As the deja vu dissipated, two profound realizations began to run through my soul like a severe case of goosebumps. I realized that perhaps the reason this man was the only person to come and offer us his kindness was because he knew exactly how I felt as I stood outside those doors looking in. He knew what it felt like to be judged, stared at, and passed by; he knew what it felt like to be truly desperate for just an ounce of humanity from his fellows. We had more in common than I would have ever believed a mere hour before. And we had even more in common than I had yet to comprehend.

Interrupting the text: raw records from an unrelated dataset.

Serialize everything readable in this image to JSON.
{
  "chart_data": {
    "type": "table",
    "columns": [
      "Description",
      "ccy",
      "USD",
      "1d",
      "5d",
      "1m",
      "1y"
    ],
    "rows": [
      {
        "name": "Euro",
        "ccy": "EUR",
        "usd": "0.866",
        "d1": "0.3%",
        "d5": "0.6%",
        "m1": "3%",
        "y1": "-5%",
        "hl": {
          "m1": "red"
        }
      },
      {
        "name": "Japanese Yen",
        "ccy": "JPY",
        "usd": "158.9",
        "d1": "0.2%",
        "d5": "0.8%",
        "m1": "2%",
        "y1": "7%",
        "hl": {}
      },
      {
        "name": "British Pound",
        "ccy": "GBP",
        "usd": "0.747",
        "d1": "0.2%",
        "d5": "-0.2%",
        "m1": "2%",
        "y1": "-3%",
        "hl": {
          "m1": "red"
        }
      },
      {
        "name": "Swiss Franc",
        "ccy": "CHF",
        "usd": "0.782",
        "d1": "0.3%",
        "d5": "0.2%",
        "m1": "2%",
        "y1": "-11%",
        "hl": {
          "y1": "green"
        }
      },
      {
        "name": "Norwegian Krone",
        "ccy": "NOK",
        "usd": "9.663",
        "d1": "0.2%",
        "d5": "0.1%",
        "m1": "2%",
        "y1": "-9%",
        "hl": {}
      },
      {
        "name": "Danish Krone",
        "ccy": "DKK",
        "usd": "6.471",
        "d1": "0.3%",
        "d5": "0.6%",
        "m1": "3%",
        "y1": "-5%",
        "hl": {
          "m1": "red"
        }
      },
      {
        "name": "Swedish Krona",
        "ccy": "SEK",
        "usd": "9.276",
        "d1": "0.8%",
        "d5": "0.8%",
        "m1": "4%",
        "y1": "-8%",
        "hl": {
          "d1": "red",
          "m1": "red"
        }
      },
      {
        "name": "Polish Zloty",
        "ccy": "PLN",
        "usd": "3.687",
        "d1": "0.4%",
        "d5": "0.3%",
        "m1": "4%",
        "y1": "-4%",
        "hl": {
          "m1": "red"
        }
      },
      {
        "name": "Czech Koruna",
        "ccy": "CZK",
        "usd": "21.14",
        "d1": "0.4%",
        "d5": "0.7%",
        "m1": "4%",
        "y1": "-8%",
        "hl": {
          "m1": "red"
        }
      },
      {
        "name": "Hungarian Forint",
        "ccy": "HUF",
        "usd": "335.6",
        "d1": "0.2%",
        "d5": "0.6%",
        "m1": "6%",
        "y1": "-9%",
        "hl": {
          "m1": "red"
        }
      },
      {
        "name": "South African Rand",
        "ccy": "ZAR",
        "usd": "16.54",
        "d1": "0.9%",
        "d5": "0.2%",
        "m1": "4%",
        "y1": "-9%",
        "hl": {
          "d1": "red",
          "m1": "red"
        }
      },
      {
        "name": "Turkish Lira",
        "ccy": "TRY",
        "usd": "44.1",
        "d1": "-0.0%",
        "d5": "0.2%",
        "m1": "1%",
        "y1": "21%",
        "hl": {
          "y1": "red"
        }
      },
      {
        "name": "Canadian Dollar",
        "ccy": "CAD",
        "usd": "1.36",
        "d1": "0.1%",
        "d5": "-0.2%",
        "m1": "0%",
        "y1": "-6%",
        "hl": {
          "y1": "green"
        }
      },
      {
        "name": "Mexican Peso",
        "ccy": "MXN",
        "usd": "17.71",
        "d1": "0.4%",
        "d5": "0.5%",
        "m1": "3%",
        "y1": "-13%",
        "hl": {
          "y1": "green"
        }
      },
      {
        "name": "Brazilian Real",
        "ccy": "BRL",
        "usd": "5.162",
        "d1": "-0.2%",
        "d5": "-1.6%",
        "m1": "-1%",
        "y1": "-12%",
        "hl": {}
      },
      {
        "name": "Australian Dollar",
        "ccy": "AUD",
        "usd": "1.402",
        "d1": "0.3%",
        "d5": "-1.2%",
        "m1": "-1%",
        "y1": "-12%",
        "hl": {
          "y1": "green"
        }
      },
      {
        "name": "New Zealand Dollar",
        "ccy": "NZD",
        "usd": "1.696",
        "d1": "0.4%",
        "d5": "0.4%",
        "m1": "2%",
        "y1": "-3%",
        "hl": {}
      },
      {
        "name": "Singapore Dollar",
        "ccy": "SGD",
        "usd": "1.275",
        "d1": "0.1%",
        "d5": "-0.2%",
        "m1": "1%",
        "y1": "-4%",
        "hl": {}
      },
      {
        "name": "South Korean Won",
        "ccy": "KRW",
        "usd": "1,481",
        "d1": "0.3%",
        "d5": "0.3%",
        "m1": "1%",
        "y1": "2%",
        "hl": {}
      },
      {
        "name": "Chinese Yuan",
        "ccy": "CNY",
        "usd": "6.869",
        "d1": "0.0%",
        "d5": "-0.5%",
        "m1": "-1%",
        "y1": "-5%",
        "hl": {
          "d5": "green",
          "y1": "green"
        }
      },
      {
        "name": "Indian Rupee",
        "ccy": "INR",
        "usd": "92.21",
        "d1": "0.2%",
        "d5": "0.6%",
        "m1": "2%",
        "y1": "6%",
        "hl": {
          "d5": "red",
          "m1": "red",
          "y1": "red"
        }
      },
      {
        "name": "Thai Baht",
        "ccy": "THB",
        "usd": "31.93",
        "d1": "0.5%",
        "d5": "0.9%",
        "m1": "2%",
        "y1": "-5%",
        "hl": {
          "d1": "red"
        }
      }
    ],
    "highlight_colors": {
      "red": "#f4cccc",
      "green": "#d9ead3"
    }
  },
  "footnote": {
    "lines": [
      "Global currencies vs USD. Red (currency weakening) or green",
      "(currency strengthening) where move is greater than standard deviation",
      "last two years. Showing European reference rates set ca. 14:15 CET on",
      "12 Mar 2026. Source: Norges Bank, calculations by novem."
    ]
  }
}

Simultaneously, I realized that I had come full circle in the past year, and I was back at that Mcdonald’s with that desperate mom. I could see her in a new light. She was no longer eating her salad. She was searching for a diaper, stressed out by her husband; she was alone. But she was tough as nails. When it came down to it, she owned her life and her circumstances. When she told me, “He has autism,” it might have been the first time that she didn’t stumble over the words. But I could never tell. Just like the homeless man who helped us probably could not tell that it was the first time that I had fully owned the statement. In this moment, I knew why this fellow mother was stuck in my head and her words echoed in my thoughts at night for the past year. I was her. And at one point, she was me. And maybe I offered her the same kindness that day that this homeless man had just offered me. Maybe good karma is that simple.
And as I said the three simple words aloud, “He is autistic,” one million thoughts of gratitude and understanding darted through my tired brain before they were instantly silenced by the man’s reply. “I know,” he said. “I have a family like yours.” His words evoked within me one final realization. This man was not only my angel; he was my kindred. On a different day, would I have passed him by? I may not have had any money to offer him, but would I have said hello, and how are you? I don’t know. There are still many unanswered questions that are inherent to this journey. But I will not pass him, or anyone by again without so much as an acknowledgment; an ounce of humanity. And I will continue to look up, sometimes with a little attitude, and sometimes with faith and surrender. As I have said, I am not really religious, or maybe I am, and I just don’t know it yet.